Article first published online: 31 MAY 2007
The Journal of Clinical Hypertension
Volume 4, Issue 5, pages 375–380, September/October 2002
How to Cite
Sica, D. A. and Black, H. R. (2002), ACE Inhibitor-Related Angioedema: Can Angiotensin-Receptor Blockers Be Safely Used?. The Journal of Clinical Hypertension, 4: 375–380. doi: 10.1111/j.1524-6175.2002.01509.x
- Issue published online: 31 MAY 2007
- Article first published online: 31 MAY 2007
Angioedema is a well-recognized side effect of angiotensin-converting enzyme (ACE) inhibitor therapy. Angioedema can also be seen with angiotensin receptor blocker therapy but much less frequently than is the case with ACE inhibitors. For unclear reasons, ACE inhibitor-related angioedema occurs more commonly in black patients. Angioedema can be life threatening but more times than not its occurrence can be managed with conservative treatment measures including discontinuation of the medication and/or administration of an antihistamine.
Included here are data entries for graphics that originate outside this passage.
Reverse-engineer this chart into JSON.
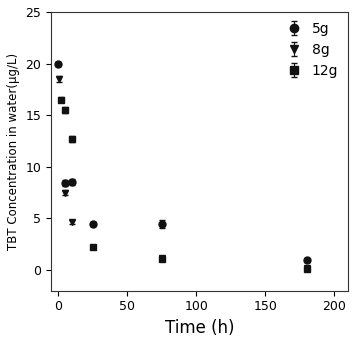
{
  "series": [
    {
      "label": "5g",
      "marker": "o",
      "color": "#111111",
      "x": [
        0,
        5,
        10,
        25,
        75,
        180
      ],
      "y": [
        20.0,
        8.4,
        8.5,
        4.5,
        4.5,
        1.0
      ],
      "yerr": [
        0.2,
        0.3,
        0.3,
        0.2,
        0.4,
        0.2
      ]
    },
    {
      "label": "8g",
      "marker": "v",
      "color": "#111111",
      "x": [
        1,
        5,
        10,
        75,
        180
      ],
      "y": [
        18.5,
        7.5,
        4.7,
        1.2,
        0.25
      ],
      "yerr": [
        0.25,
        0.25,
        0.2,
        0.2,
        0.1
      ]
    },
    {
      "label": "12g",
      "marker": "s",
      "color": "#111111",
      "x": [
        2,
        5,
        10,
        25,
        75,
        180
      ],
      "y": [
        16.5,
        15.5,
        12.7,
        2.2,
        1.1,
        0.15
      ],
      "yerr": [
        0.25,
        0.25,
        0.25,
        0.2,
        0.15,
        0.08
      ]
    }
  ],
  "xlabel": "Time (h)",
  "ylabel": "TBT Concentration in water(μg/L)",
  "xlim": [
    -5,
    210
  ],
  "ylim": [
    -2,
    25
  ],
  "yticks": [
    0,
    5,
    10,
    15,
    20,
    25
  ],
  "xticks": [
    0,
    50,
    100,
    150,
    200
  ],
  "legend_loc": "upper right",
  "markersize": 5,
  "capsize": 2.5,
  "elinewidth": 0.8,
  "background_color": "#ffffff",
  "xlabel_fontsize": 12,
  "ylabel_fontsize": 8.5,
  "tick_fontsize": 9,
  "legend_fontsize": 10
}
Occasionally, epinephrine and/or steroid therapy may be warranted. In a patient having experienced ACE inhibitor-related angioedema, angiotensin receptor blockers should be used cautiously if at all. If angiotensin receptor blocker therapy is being considered in a patient with prior ACE inhibitor-related angioedema there should be some justification for the use. Such justification might include the presence of heart failure or proteinuric nephropathic states among other considerations.